4.6.17

Lutar contra o quixotismo para não perder a razão

Impossível não associar o atentado em Londres àquilo que não foi atentado e podia ter sido em Turino. Quando os adeptos ouviram o que era o fogo de artifício, pensaram que o ruído era uma explosão e, portanto, um possível atentado; acreditaram que tinha chegado a sua hora, que eles eram as novas vítimas tal como outros escolhidos aleatoriamente pela Europa fora. Provocou pânico e acabou como todos sabemos.
Foi o fim da festa, o fim de uma era de despreocupação num tempo em que um fogo de artifício era apenas alegria e espanto, em que uma festa era uma festa, sem receio e sem terror. O medo está instalado na mente de cada um, uma defesa para o dia que pode chegar.

Por isso, não digam que o mal se banalizou, que os europeus já se habituaram a esta vaga de atentados, três na Inglaterra em poucas semanas, pois continuamos sem perceber como chegamos a este ponto, continuamos agarrados a uma realidade: eles contra nós.

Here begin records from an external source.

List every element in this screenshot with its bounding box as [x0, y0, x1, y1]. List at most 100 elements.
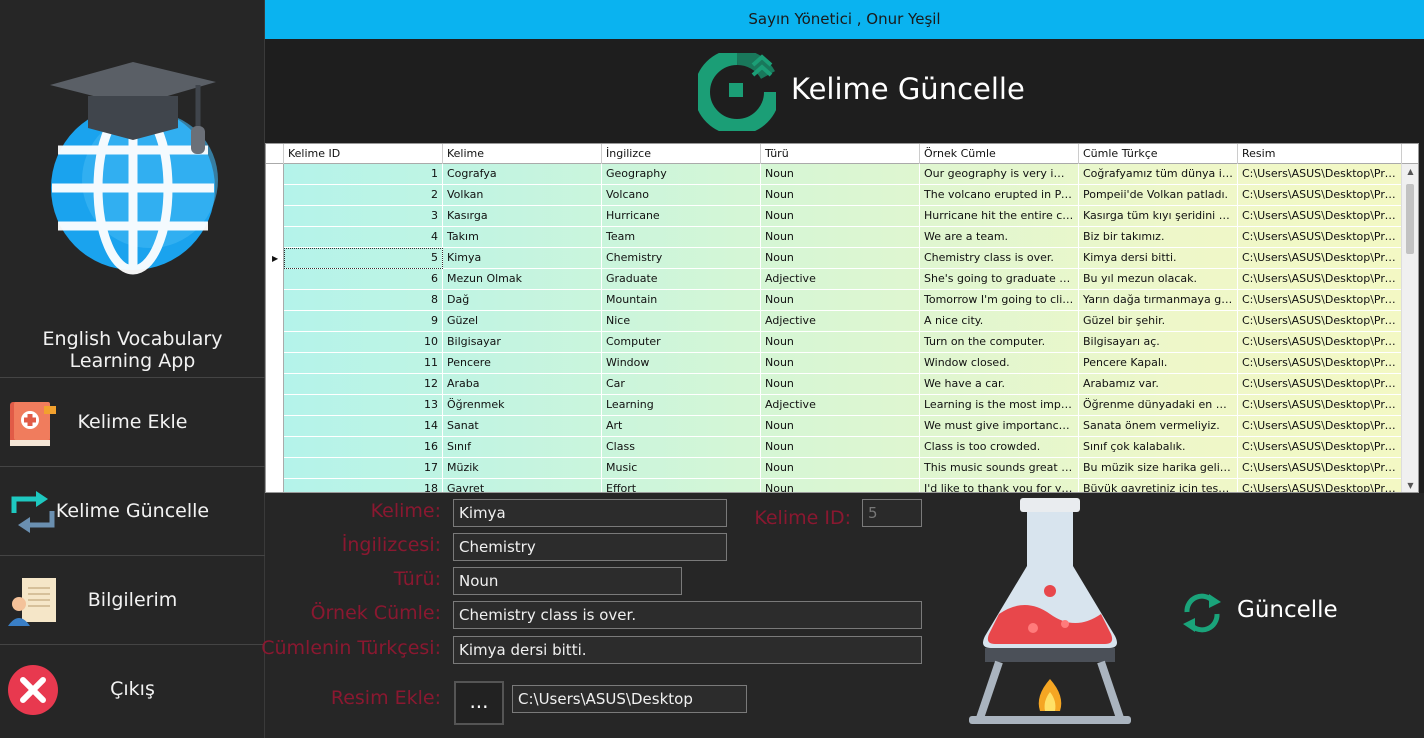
table-cell[interactable]: C:\Users\ASUS\Desktop\Proj...	[1238, 185, 1402, 206]
table-cell[interactable]: A nice city.	[920, 311, 1079, 332]
table-cell[interactable]: Adjective	[761, 269, 920, 290]
table-row[interactable]: 10 Bilgisayar Computer Noun Turn on the comp…	[284, 332, 1402, 353]
table-row[interactable]: 12 Araba Car Noun We have a car. Arabamız var…	[284, 374, 1402, 395]
col-header-resim[interactable]: Resim	[1238, 144, 1402, 164]
table-row[interactable]: 16 Sınıf Class Noun Class is too crowded. Sın…	[284, 437, 1402, 458]
table-cell[interactable]: Güzel bir şehir.	[1079, 311, 1238, 332]
table-cell[interactable]: C:\Users\ASUS\Desktop\Proj...	[1238, 437, 1402, 458]
table-cell[interactable]: Window closed.	[920, 353, 1079, 374]
table-cell[interactable]: Noun	[761, 248, 920, 269]
table-cell[interactable]: Chemistry	[602, 248, 761, 269]
table-cell[interactable]: Öğrenme dünyadaki en öne...	[1079, 395, 1238, 416]
scroll-down-arrow-icon[interactable]: ▼	[1402, 478, 1418, 492]
table-cell[interactable]: Mezun Olmak	[443, 269, 602, 290]
table-cell[interactable]: Graduate	[602, 269, 761, 290]
table-cell[interactable]: 11	[284, 353, 443, 374]
table-cell[interactable]: Araba	[443, 374, 602, 395]
table-row[interactable]: 9 Güzel Nice Adjective A nice city. Güzel bir…	[284, 311, 1402, 332]
table-cell[interactable]: 17	[284, 458, 443, 479]
table-cell[interactable]: Class is too crowded.	[920, 437, 1079, 458]
table-cell[interactable]: 4	[284, 227, 443, 248]
scroll-up-arrow-icon[interactable]: ▲	[1402, 164, 1418, 180]
table-cell[interactable]: Pompeii'de Volkan patladı.	[1079, 185, 1238, 206]
cumle-turkce-field[interactable]: Kimya dersi bitti.	[453, 636, 922, 664]
table-cell[interactable]: Geography	[602, 164, 761, 185]
table-cell[interactable]: Noun	[761, 479, 920, 492]
table-cell[interactable]: Noun	[761, 374, 920, 395]
table-cell[interactable]: 3	[284, 206, 443, 227]
table-row[interactable]: 1 Cografya Geography Noun Our geography is v…	[284, 164, 1402, 185]
grid-vertical-scrollbar[interactable]: ▲ ▼	[1401, 164, 1418, 492]
table-cell[interactable]: Noun	[761, 206, 920, 227]
table-cell[interactable]: Noun	[761, 416, 920, 437]
table-cell[interactable]: Noun	[761, 290, 920, 311]
table-cell[interactable]: Hurricane hit the entire coas...	[920, 206, 1079, 227]
table-cell[interactable]: 1	[284, 164, 443, 185]
table-cell[interactable]: C:\Users\ASUS\Desktop\Proj...	[1238, 395, 1402, 416]
table-cell[interactable]: Tomorrow I'm going to climb ...	[920, 290, 1079, 311]
table-cell[interactable]: Öğrenmek	[443, 395, 602, 416]
table-cell[interactable]: Volkan	[443, 185, 602, 206]
table-cell[interactable]: Noun	[761, 227, 920, 248]
table-cell[interactable]: 10	[284, 332, 443, 353]
col-header-ornek-cumle[interactable]: Örnek Cümle	[920, 144, 1079, 164]
scrollbar-thumb[interactable]	[1406, 184, 1414, 254]
table-cell[interactable]: Kimya	[443, 248, 602, 269]
table-cell[interactable]: Dağ	[443, 290, 602, 311]
ornek-cumle-field[interactable]: Chemistry class is over.	[453, 601, 922, 629]
table-cell[interactable]: Arabamız var.	[1079, 374, 1238, 395]
table-cell[interactable]: Sınıf çok kalabalık.	[1079, 437, 1238, 458]
table-cell[interactable]: Nice	[602, 311, 761, 332]
table-cell[interactable]: Noun	[761, 353, 920, 374]
table-cell[interactable]: Kimya dersi bitti.	[1079, 248, 1238, 269]
table-cell[interactable]: Window	[602, 353, 761, 374]
table-cell[interactable]: Bilgisayarı aç.	[1079, 332, 1238, 353]
table-cell[interactable]: Car	[602, 374, 761, 395]
table-cell[interactable]: We are a team.	[920, 227, 1079, 248]
kelime-field[interactable]: Kimya	[453, 499, 727, 527]
table-cell[interactable]: Adjective	[761, 311, 920, 332]
table-cell[interactable]: C:\Users\ASUS\Desktop\Proj...	[1238, 332, 1402, 353]
table-cell[interactable]: Effort	[602, 479, 761, 492]
table-row[interactable]: 14 Sanat Art Noun We must give importance to…	[284, 416, 1402, 437]
nav-bilgilerim[interactable]: Bilgilerim	[0, 555, 265, 644]
table-cell[interactable]: Volcano	[602, 185, 761, 206]
table-cell[interactable]: 8	[284, 290, 443, 311]
table-cell[interactable]: Coğrafyamız tüm dünya için ...	[1079, 164, 1238, 185]
table-cell[interactable]: Bilgisayar	[443, 332, 602, 353]
table-cell[interactable]: Biz bir takımız.	[1079, 227, 1238, 248]
table-cell[interactable]: 6	[284, 269, 443, 290]
table-cell[interactable]: 5	[284, 248, 443, 269]
table-cell[interactable]: Mountain	[602, 290, 761, 311]
table-cell[interactable]: Yarın dağa tırmanmaya gidiy...	[1079, 290, 1238, 311]
table-cell[interactable]: This music sounds great to y...	[920, 458, 1079, 479]
table-row[interactable]: 17 Müzik Music Noun This music sounds great …	[284, 458, 1402, 479]
table-cell[interactable]: She's going to graduate this ...	[920, 269, 1079, 290]
table-cell[interactable]: Learning	[602, 395, 761, 416]
table-cell[interactable]: Learning is the most importa...	[920, 395, 1079, 416]
table-cell[interactable]: C:\Users\ASUS\Desktop\Proj...	[1238, 164, 1402, 185]
table-row[interactable]: 11 Pencere Window Noun Window closed. Pencere…	[284, 353, 1402, 374]
table-cell[interactable]: C:\Users\ASUS\Desktop\Proj...	[1238, 416, 1402, 437]
col-header-kelime[interactable]: Kelime	[443, 144, 602, 164]
table-row[interactable]: 13 Öğrenmek Learning Adjective Learning is t…	[284, 395, 1402, 416]
table-cell[interactable]: Bu yıl mezun olacak.	[1079, 269, 1238, 290]
col-header-cumle-turkce[interactable]: Cümle Türkçe	[1079, 144, 1238, 164]
table-cell[interactable]: Art	[602, 416, 761, 437]
table-cell[interactable]: Team	[602, 227, 761, 248]
table-cell[interactable]: Kasırga	[443, 206, 602, 227]
table-cell[interactable]: Adjective	[761, 395, 920, 416]
table-cell[interactable]: Turn on the computer.	[920, 332, 1079, 353]
table-cell[interactable]: Gayret	[443, 479, 602, 492]
table-cell[interactable]: Chemistry class is over.	[920, 248, 1079, 269]
table-cell[interactable]: Kasırga tüm kıyı şeridini vurdu.	[1079, 206, 1238, 227]
table-cell[interactable]: Noun	[761, 185, 920, 206]
table-cell[interactable]: 16	[284, 437, 443, 458]
table-cell[interactable]: Güzel	[443, 311, 602, 332]
table-cell[interactable]: Music	[602, 458, 761, 479]
nav-cikis[interactable]: Çıkış	[0, 644, 265, 733]
table-cell[interactable]: C:\Users\ASUS\Desktop\Proj...	[1238, 269, 1402, 290]
col-header-ingilizce[interactable]: İngilizce	[602, 144, 761, 164]
table-cell[interactable]: Sınıf	[443, 437, 602, 458]
ingilizce-field[interactable]: Chemistry	[453, 533, 727, 561]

É sabido que os israelitas, constantemente ameaçados por bombistas suicidas, aprenderam a adotar comportamentos de defesa, por exemplo, nunca se viram de costas quando instalados numa esplanada; desconfiam de qualquer comportamento ou objeto suspeito (o que é um comportamento ou objeto suspeito, não estamos sempre rodeados deles?). Devemos também viver num ambiente de suspeitas e de delação? Uma espécie de guerra fria não declarada? Após cada atentado, ouvimos sempre as mesmas declarações, que não cederemos ao medo, que a nossa vida deve retomar o seu curso normal porque neste momento é a única forma de lutar contra a vaga de terror que assola a Europa (ou uma parte dela, sejamos justos). Contudo, temos que reconhecer que paira no ar uma sensação de impotência, a consciência de que pouco ou nada se pode fazer face à loucura destes homens que abraçaram uma causa que lhes parece mais justa do que a própria vida. A pergunta talvez não seja: como evitar o próximo atentado? Mas antes: o que leva estes homens a acreditar que a sua causa legitima o sacrifício de tantas vítimas inocentes? Inocentes para nós. Culpados para eles. Sem nenhuma zona cinzenta.

De facto, os terroristas vivem como D. Quixote, sem querer ferir a sensibilidade de quem vê nessa personagem um herói simpático e comovente, mas passo a explicar. D. Quixote encarna, sob a forma de uma comédia amarga e picaresca, um drama existencial, uma tragédia humana na medida em que não vê o mesmo que os outros veem, mas sim outra coisa que ninguém vê e que é mais verdadeira do aquilo que todos os outros constatam, só ele tem razão, contra todos e por isso persiste na sua denegação. O denegador funciona por ato de fé, a razão vem a seguir, para dar um toque lógico à desrazão pura. A História abunda em partidários da desrazão pura: a crença de que um povo deve ser exterminado por ser uma ameaça à pureza da raça; os milagres dos países comunistas onde a felicidade é maior do que em qualquer outra parte do mundo; um presidente que acredita que o aquecimento global é uma invenção para prejudicar o seu país. Não faltam exemplos em que se transformam ficções em realidade para abusar da credulidade daqueles que precisam de acreditar porque neles reina o vazio da existência.

Se nós também não preenchermos esse vazio com valores seguros, valores humanistas, poderemos também transformar-nos em D. Quixote e cair na loucura da ilusão, partir numa luta para defender o que pensamos ser uma questão de honra, uma causa absoluta em que o bem e o mal não se misturam, mas que no fundo é apenas ilusão porque a verdade mata, a verdade de que todos nós somos culpados de alguma forma, porque pensar o real é encontrar-se consigo próprio.

Lutar contra o terrorismo é encarar a realidade tal como ela é, sem medo de encarar as injustiças e as hipocrisias com as quais pactuamos diariamente, senão corremos o risco de entrar em pânico sempre que ouvirmos um fogo de artifício, ou pior, de nos sentarmos numa esplanada em posição de defesa.